WITH v AS (SELECT a, sum(b) as s FROM T GROUP BY a)
SELECT *
FROM v as v1, v as v2, v as v3
WHERE v1.a < v2.a
AND v1.s < v3.s
AND v1.a = 10
AND v2.a = 20
AND v3.a = 30;

GPORCA supports the following types of CTEs:

  • CTEs that define multiple logical tables. In the example below, the CTE defines two logical tables:

    WITH cte1 AS (SELECT a, sum(b) as s FROM T 
    WHERE c < 10 GROUP BY a),
    cte2 AS (SELECT a, s FROM cte1 WHERE s > 1000)
    SELECT *
    FROM cte1 as v1, cte2 as v2, cte2 as v3
    WHERE v1.a < v2.a AND v1.s < v3.s;

DML operation optimization

GPORCA also enhances DML operations such as INSERT, UPDATE, and DELETE:

  • DML operations appear as regular operator nodes in the execution plan.

    • They can appear at any position in the plan (currently limited to the top-level slice).
    • They can have downstream nodes (consumers).
  • UPDATE operations are implemented using the Split operator and support the following:

    • Updates to distribution key columns.
    • Updates to partition key columns.
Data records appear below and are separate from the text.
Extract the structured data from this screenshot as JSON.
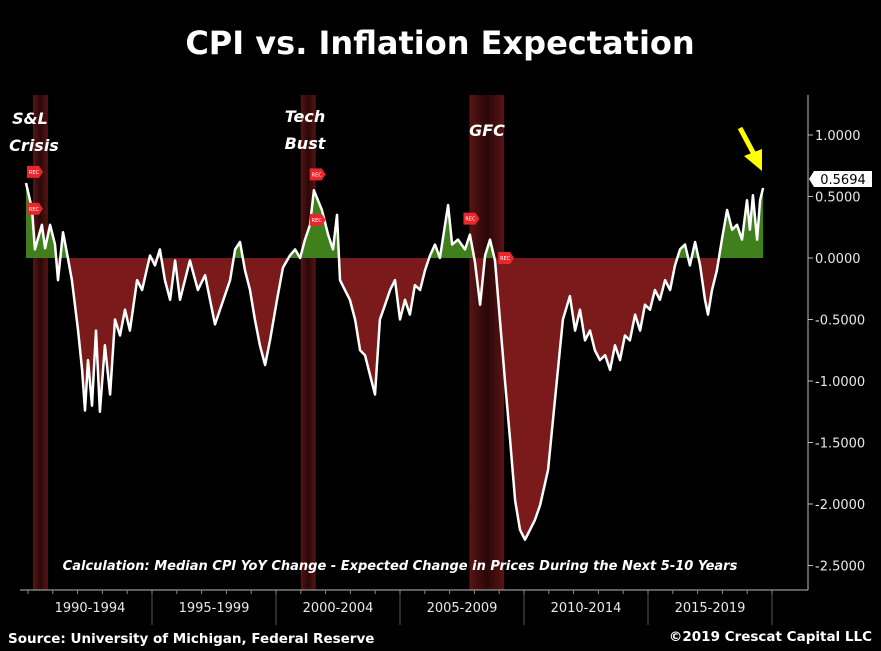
{
  "chart_data": {
    "type": "area",
    "title": "CPI vs. Inflation Expectation",
    "subtitle": "Calculation: Median CPI YoY Change - Expected Change in Prices During the Next 5-10 Years",
    "ylabel": "",
    "xlabel": "",
    "ylim": [
      -2.6,
      1.25
    ],
    "xlim": [
      1989.9,
      2020.3
    ],
    "y_ticks": [
      "1.0000",
      "0.5000",
      "0.0000",
      "-0.5000",
      "-1.0000",
      "-1.5000",
      "-2.0000",
      "-2.5000"
    ],
    "y_tick_values": [
      1.0,
      0.5,
      0.0,
      -0.5,
      -1.0,
      -1.5,
      -2.0,
      -2.5
    ],
    "x_periods": [
      "1990-1994",
      "1995-1999",
      "2000-2004",
      "2005-2009",
      "2010-2014",
      "2015-2019"
    ],
    "last_value_label": "0.5694",
    "colors": {
      "line": "#ffffff",
      "positive_fill": "#3f7f1c",
      "negative_fill": "#7a1a1a",
      "recession": "#4d1212",
      "arrow": "#ffff00",
      "rec_marker": "#e8262b"
    },
    "series": [
      {
        "name": "Median CPI YoY - Expected 5-10Y Inflation",
        "x": [
          1989.92,
          1990.16,
          1990.28,
          1990.56,
          1990.69,
          1990.89,
          1991.09,
          1991.21,
          1991.41,
          1991.61,
          1991.77,
          1992.02,
          1992.18,
          1992.3,
          1992.42,
          1992.58,
          1992.74,
          1992.9,
          1993.1,
          1993.31,
          1993.51,
          1993.71,
          1993.91,
          1994.11,
          1994.4,
          1994.6,
          1994.92,
          1995.12,
          1995.32,
          1995.52,
          1995.73,
          1995.93,
          1996.13,
          1996.53,
          1996.85,
          1997.14,
          1997.34,
          1997.54,
          1997.74,
          1998.15,
          1998.35,
          1998.55,
          1998.75,
          1998.95,
          1999.15,
          1999.35,
          1999.56,
          1999.76,
          2000.04,
          2000.28,
          2000.56,
          2000.77,
          2000.97,
          2001.17,
          2001.37,
          2001.53,
          2001.69,
          2001.85,
          2002.1,
          2002.3,
          2002.46,
          2002.58,
          2002.78,
          2002.98,
          2003.19,
          2003.39,
          2003.59,
          2003.79,
          2003.99,
          2004.19,
          2004.4,
          2004.6,
          2004.8,
          2005.0,
          2005.2,
          2005.4,
          2005.6,
          2005.81,
          2006.01,
          2006.21,
          2006.41,
          2006.61,
          2006.94,
          2007.1,
          2007.34,
          2007.62,
          2007.82,
          2008.02,
          2008.23,
          2008.43,
          2008.63,
          2008.83,
          2009.03,
          2009.23,
          2009.44,
          2009.64,
          2009.84,
          2010.04,
          2010.24,
          2010.44,
          2010.65,
          2010.97,
          2011.25,
          2011.57,
          2011.85,
          2012.06,
          2012.26,
          2012.46,
          2012.66,
          2012.86,
          2013.06,
          2013.27,
          2013.47,
          2013.67,
          2013.87,
          2014.07,
          2014.27,
          2014.48,
          2014.68,
          2014.88,
          2015.08,
          2015.28,
          2015.48,
          2015.69,
          2015.89,
          2016.09,
          2016.29,
          2016.49,
          2016.69,
          2016.9,
          2017.1,
          2017.3,
          2017.42,
          2017.58,
          2017.78,
          2017.98,
          2018.19,
          2018.39,
          2018.59,
          2018.79,
          2018.99,
          2019.11,
          2019.23,
          2019.4,
          2019.52,
          2019.64
        ],
        "values": [
          0.61,
          0.4,
          0.07,
          0.27,
          0.08,
          0.27,
          0.11,
          -0.18,
          0.21,
          0.0,
          -0.18,
          -0.59,
          -0.91,
          -1.24,
          -0.83,
          -1.2,
          -0.59,
          -1.25,
          -0.71,
          -1.11,
          -0.5,
          -0.63,
          -0.42,
          -0.59,
          -0.18,
          -0.26,
          0.02,
          -0.06,
          0.07,
          -0.18,
          -0.34,
          -0.02,
          -0.34,
          -0.02,
          -0.26,
          -0.14,
          -0.34,
          -0.54,
          -0.42,
          -0.18,
          0.07,
          0.13,
          -0.1,
          -0.26,
          -0.5,
          -0.71,
          -0.87,
          -0.67,
          -0.34,
          -0.08,
          0.02,
          0.07,
          0.0,
          0.15,
          0.27,
          0.55,
          0.47,
          0.39,
          0.19,
          0.07,
          0.35,
          -0.18,
          -0.26,
          -0.34,
          -0.5,
          -0.75,
          -0.79,
          -0.95,
          -1.11,
          -0.5,
          -0.38,
          -0.26,
          -0.18,
          -0.5,
          -0.34,
          -0.46,
          -0.22,
          -0.26,
          -0.1,
          0.02,
          0.11,
          0.0,
          0.43,
          0.11,
          0.15,
          0.07,
          0.19,
          -0.03,
          -0.38,
          0.02,
          0.15,
          -0.02,
          -0.5,
          -0.99,
          -1.48,
          -1.97,
          -2.21,
          -2.29,
          -2.21,
          -2.13,
          -2.01,
          -1.72,
          -1.15,
          -0.5,
          -0.31,
          -0.59,
          -0.42,
          -0.67,
          -0.59,
          -0.75,
          -0.83,
          -0.79,
          -0.91,
          -0.71,
          -0.83,
          -0.63,
          -0.67,
          -0.46,
          -0.59,
          -0.38,
          -0.42,
          -0.26,
          -0.34,
          -0.18,
          -0.26,
          -0.06,
          0.07,
          0.11,
          -0.06,
          0.13,
          -0.06,
          -0.34,
          -0.46,
          -0.26,
          -0.1,
          0.15,
          0.39,
          0.23,
          0.27,
          0.15,
          0.47,
          0.23,
          0.51,
          0.15,
          0.47,
          0.5694
        ]
      }
    ],
    "recessions": [
      {
        "label": "S&L Crisis",
        "start": 1990.2,
        "end": 1990.8
      },
      {
        "label": "Tech Bust",
        "start": 2001.0,
        "end": 2001.6
      },
      {
        "label": "GFC",
        "start": 2007.8,
        "end": 2009.2
      }
    ],
    "rec_marker_label": "REC",
    "annotations": [
      {
        "text": "S&L"
      },
      {
        "text": "Crisis"
      },
      {
        "text": "Tech"
      },
      {
        "text": "Bust"
      },
      {
        "text": "GFC"
      }
    ],
    "grid": false,
    "legend": "none"
  },
  "footer": {
    "source": "Source: University of Michigan, Federal Reserve",
    "copyright": "©2019 Crescat Capital LLC"
  }
}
The following example shows a plan containing a Split operator:
    QUERY PLAN
    --------------------------------------------------------------
    Update (cost=0.00..5.46 rows=1 width=1)
    -> Redistribute Motion 2:2 (slice1; segments: 2)
    Hash Key: a
    -> Result (cost=0.00..3.23 rows=1 width=48)
    -> Split (cost=0.00..2.13 rows=1 width=40)
    -> Result (cost=0.00..1.05 rows=1 width=40)
    -> Seq Scan on dmltest

Other optimization capabilities

GPORCA also includes the following optimization features:

  • Improved join order selection.
  • Support for reordering joins and aggregation operations.
  • Optimization of sort order.
  • Consideration of data skew estimation during optimization.